Heart on the Line
Bethany House Publishers, 2017
Grace Mallory enjoys a quiet, if sometimes lonely life, as the telegraph operator for the women’s colony of Harper’s Station. Once upon a time she dreamed of love and a family, but that dream evaporated when her father died protecting the secret that is now hers to defend. Now she lives with other ladies in the colony, content to keep a low profile to protect herself and her secret.
Though he is weary of the matchmaking efforts of family members, Amos Bledsoe agrees that he needs a companion, and he thinks he might know where to find her. Telegraph employees are permitted to use the telegraph system ofter hours and he has been conversing with a fellow operator from a town called Harper’s Station. Unfortunately, the only thing he knows about her, besides that she seems clever and kind, is that she is female. She could be old enough to be his mother, but the only way to find out is to meet her.
One evening an emergency telegram for Grace interrupts their conversation, informing her that the threat she has been hiding from has found her. Overhearing this message, Amos knows he must go to her aid, though he doesn’t know the details of the threat or the woman and she hasn’t asked him to come. When he arrives in Harper’s Station he finds the lady just as lovely as he imagined and the danger worse. Determined to protect her and woo her heart, his plan hits a snag when a handsome, mysterious stranger arrives in town, highlighting all the ways Amos feels he is lacking. As the danger increases Grace must decide what is right and who is right for her.
This post contains affiliate links. Read more about that here. This book was sent to me for review by Bethany House Publishers.
Another winner from Karen Witemeyer. This book is the second in her Ladies of Harper’s Station series. I’ve written before about the first in the series, No Other Will Do, and an accompanying novella, Worth the Wait, and this book continues the story.
Harper’s Station is a town founded for and by women who have been hurt and abused by men or for women who have nowhere else to go. Most of the women are very mistrustful of men, but that doesn’t categorize Grace. She is regretful that she may never be able to have a husband and family, but knows that as long as she guards the set of books that contain the proof of an unknown heir to a vast inheritance she will bring danger to anyone who gets close to her. Her father died trying to get the books to the proper authorities to prevent them from being apprehended by the current heir, who will stop at nothing to see that his fortune stays in his possession.

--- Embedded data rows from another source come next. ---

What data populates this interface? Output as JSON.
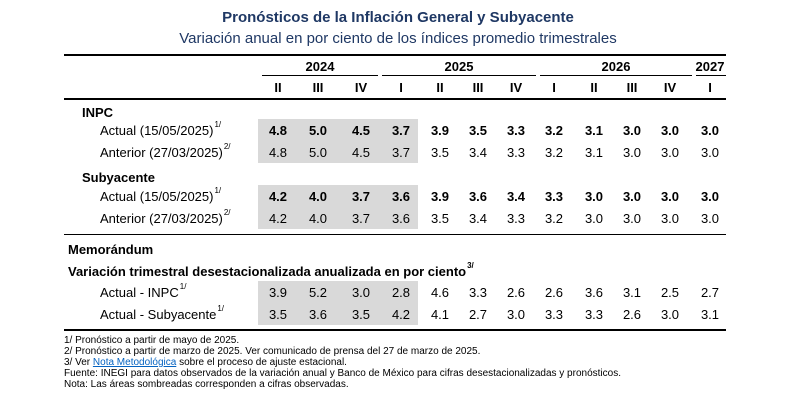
{
  "title": "Pronósticos de la Inflación General y Subyacente",
  "subtitle": "Variación anual en por ciento de los índices promedio trimestrales",
  "years": [
    "2024",
    "2025",
    "2026",
    "2027"
  ],
  "quarters": [
    "II",
    "III",
    "IV",
    "I",
    "II",
    "III",
    "IV",
    "I",
    "II",
    "III",
    "IV",
    "I"
  ],
  "sections": {
    "inpc": "INPC",
    "subyacente": "Subyacente",
    "memorandum": "Memorándum",
    "variacion": "Variación trimestral desestacionalizada anualizada en por ciento",
    "variacion_sup": "3/"
  },
  "rows": [
    {
      "label": "Actual (15/05/2025)",
      "sup": "1/",
      "bold": true,
      "values": [
        "4.8",
        "5.0",
        "4.5",
        "3.7",
        "3.9",
        "3.5",
        "3.3",
        "3.2",
        "3.1",
        "3.0",
        "3.0",
        "3.0"
      ]
    },
    {
      "label": "Anterior (27/03/2025)",
      "sup": "2/",
      "bold": false,
      "values": [
        "4.8",
        "5.0",
        "4.5",
        "3.7",
        "3.5",
        "3.4",
        "3.3",
        "3.2",
        "3.1",
        "3.0",
        "3.0",
        "3.0"
      ]
    },
    {
      "label": "Actual (15/05/2025)",
      "sup": "1/",
      "bold": true,
      "values": [
        "4.2",
        "4.0",
        "3.7",
        "3.6",
        "3.9",
        "3.6",
        "3.4",
        "3.3",
        "3.0",
        "3.0",
        "3.0",
        "3.0"
      ]
    },
    {
      "label": "Anterior (27/03/2025)",
      "sup": "2/",
      "bold": false,
      "values": [
        "4.2",
        "4.0",
        "3.7",
        "3.6",
        "3.5",
        "3.4",
        "3.3",
        "3.2",
        "3.0",
        "3.0",
        "3.0",
        "3.0"
      ]
    },
    {
      "label": "Actual - INPC",
      "sup": "1/",
      "bold": false,
      "values": [
        "3.9",
        "5.2",
        "3.0",
        "2.8",
        "4.6",
        "3.3",
        "2.6",
        "2.6",
        "3.6",
        "3.1",
        "2.5",
        "2.7"
      ]
    },
    {
      "label": "Actual - Subyacente",
      "sup": "1/",
      "bold": false,
      "values": [
        "3.5",
        "3.6",
        "3.5",
        "4.2",
        "4.1",
        "2.7",
        "3.0",
        "3.3",
        "3.3",
        "2.6",
        "3.0",
        "3.1"
      ]
    }
  ],
  "footnotes": {
    "f1": "1/ Pronóstico a partir de mayo de 2025.",
    "f2": "2/ Pronóstico a partir de marzo de 2025. Ver comunicado de prensa del 27 de marzo de 2025.",
    "f3_prefix": "3/ Ver ",
    "f3_link": "Nota Metodológica",
    "f3_suffix": " sobre el proceso de ajuste estacional.",
    "fuente": "Fuente: INEGI para datos observados de la variación anual y Banco de México para cifras desestacionalizadas y pronósticos.",
    "nota": "Nota: Las áreas sombreadas corresponden a cifras observadas."
  },
  "colors": {
    "title": "#1f3864",
    "shade": "#d9d9d9",
    "link": "#0563c1"
  }
}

I loved the characters in this book. Grace is a smart, kind woman, who thinks she is nothing special and wants to do what is right above all else. She is stuck in the middle of a never ended question of whether to protect the documents her father trusted her with or to give them up to protect herself, her friends, and the man she is coming to care for. Amos is also kind and smart, and painfully aware of the fact that he does not possess many of the quintessentially masculine traits that he think women desire. He rides a bicycle instead of a horse, and isn’t particularly tall, strong, or rugged. That might sound kind of cheesy, but I thought the author did a good job of turning the ’what’s on the inside matters more than whats on the outside’ trope into an interesting, realistic part of the story and made Amos a character that I rooted for because he was genuinely likable and not because he was an underdog.
There are many fun aspects to this book, including an intriguing side romance that occurs simultaneously to Grace and Amos’s courtship, in addition to the mystery and intrigue surrounding Grace’s predicament. Many of the other characters have fun roles to play as well and I love the humor that is infused into the narrative. Two thumbs up for Heart on the Line, or really any of Karen Witemeyer’s novels.